Grisées d’avoir glissé le long des massifs népalais, nous ne pouvons résister à l’attraction du grand Sud. Une descente en douceur, au rythme d’un Express qui n’en a que le nom. Sur les rails de la lenteur, le train nous balade dans une Inde rurale dont nous n’aurons jamais qu’une vision fugace, au travers des barreaux horizontaux qui font office de fenêtres. Hameaux couleur terre, enfants jouant dans la poussière orange, arbustes rabougris, silhouettes graciles de femmes portant de lourds fardeaux, petits morceaux de vie, vite évanouis.

Dans notre wagon de classe économique, nous avons aménagé notre campement provisoire. Pour cause de chaleur suffocante, notre choix s’est porté sur la banquette en skaï la plus proche du ventilateur. Celui-ci, poussif, peine à brasser un air lourd de poussière humide. Notre organisation est bien rôdée. Lorsque l’une de nous a le courage de partir en expédition aux toilettes, l’autre veille sur son sac. Les petits coins n’ont vraisemblablement jamais fricoté avec les produits désinfectants et sont hantés par des bestioles de taille respectable. Les insectes, sortes de cafards géants, marronnasses et plats, se vautrent dans la pisse et les excréments. Quant à l’odeur, elle est tout bonnement indescriptible. L’apnée apparaît comme la seule méthode d’accéder à ce réduit repoussant, que nous aurions volontiers évité si nous n’étions obligées de passer cinquante heures dans ce train.

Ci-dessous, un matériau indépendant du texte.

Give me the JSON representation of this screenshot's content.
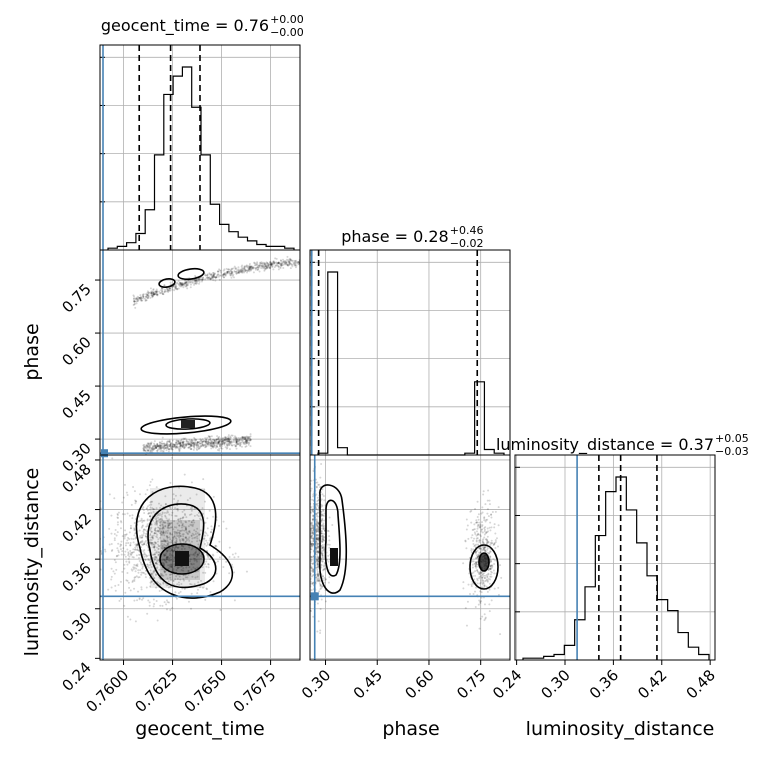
{
  "chart_data": {
    "type": "corner",
    "parameters": [
      "geocent_time",
      "phase",
      "luminosity_distance"
    ],
    "truth_color": "#4682b4",
    "colors": {
      "truth": "#4682b4",
      "hist": "#000000",
      "grid": "#b0b0b0"
    },
    "grid": true,
    "ranges": {
      "geocent_time": [
        0.7588,
        0.769
      ],
      "phase": [
        0.255,
        0.835
      ],
      "luminosity_distance": [
        0.238,
        0.486
      ]
    },
    "truths": {
      "geocent_time": 0.7588,
      "phase": 0.26,
      "luminosity_distance": 0.315
    },
    "titles": {
      "geocent_time": {
        "text": "geocent_time = 0.76",
        "plus": "+0.00",
        "minus": "−0.00"
      },
      "phase": {
        "text": "phase = 0.28",
        "plus": "+0.46",
        "minus": "−0.02"
      },
      "luminosity_distance": {
        "text": "luminosity_distance = 0.37",
        "plus": "+0.05",
        "minus": "−0.03"
      }
    },
    "quantiles": {
      "geocent_time": [
        0.7608,
        0.7624,
        0.7639
      ],
      "phase": [
        0.26,
        0.28,
        0.74
      ],
      "luminosity_distance": [
        0.342,
        0.369,
        0.414
      ]
    },
    "ticks": {
      "geocent_time": {
        "values": [
          0.76,
          0.7625,
          0.765,
          0.7675
        ],
        "labels": [
          "0.7600",
          "0.7625",
          "0.7650",
          "0.7675"
        ]
      },
      "phase": {
        "values": [
          0.3,
          0.45,
          0.6,
          0.75
        ],
        "labels": [
          "0.30",
          "0.45",
          "0.60",
          "0.75"
        ]
      },
      "luminosity_distance": {
        "values": [
          0.24,
          0.3,
          0.36,
          0.42,
          0.48
        ],
        "labels": [
          "0.24",
          "0.30",
          "0.36",
          "0.42",
          "0.48"
        ]
      }
    },
    "hist": {
      "geocent_time": [
        1,
        2,
        4,
        9,
        22,
        52,
        85,
        95,
        100,
        78,
        52,
        25,
        14,
        10,
        7,
        5,
        3,
        2,
        2,
        1
      ],
      "phase": [
        1,
        100,
        4,
        0,
        0,
        0,
        0,
        0,
        0,
        0,
        0,
        0,
        0,
        0,
        0,
        1,
        40,
        3,
        1
      ],
      "luminosity_distance": [
        1,
        1,
        2,
        3,
        8,
        22,
        40,
        68,
        92,
        100,
        82,
        64,
        46,
        33,
        27,
        15,
        7,
        3
      ]
    },
    "xlabels": [
      "geocent_time",
      "phase",
      "luminosity_distance"
    ],
    "ylabels": [
      "phase",
      "luminosity_distance"
    ]
  }
}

Cinquante heures coincées dans un wagon, c’est long. Mais, après plus d’un mois de vadrouille en Inde et au Népal, nous avons appris la patience. Lâcher prise, voilà la solution. Laisser le temps prendre le dessus. Ne pas chercher à occuper coûte que coûte les minutes qui s’écoulent et se muent en heures. Pour les Occidentales que nous sommes, éduquées dans une société affolée par la peur du vide et de l’inaction, l’exercice demande une initiation.

Dans cet état transitoire de voyageuses, qui est aussi un luxe, nous expérimentons le loisir de ne rien faire, à peine penser, juste engloutir goulûment des images, des odeurs, des sons, que nous aurons toute la vie pour digérer.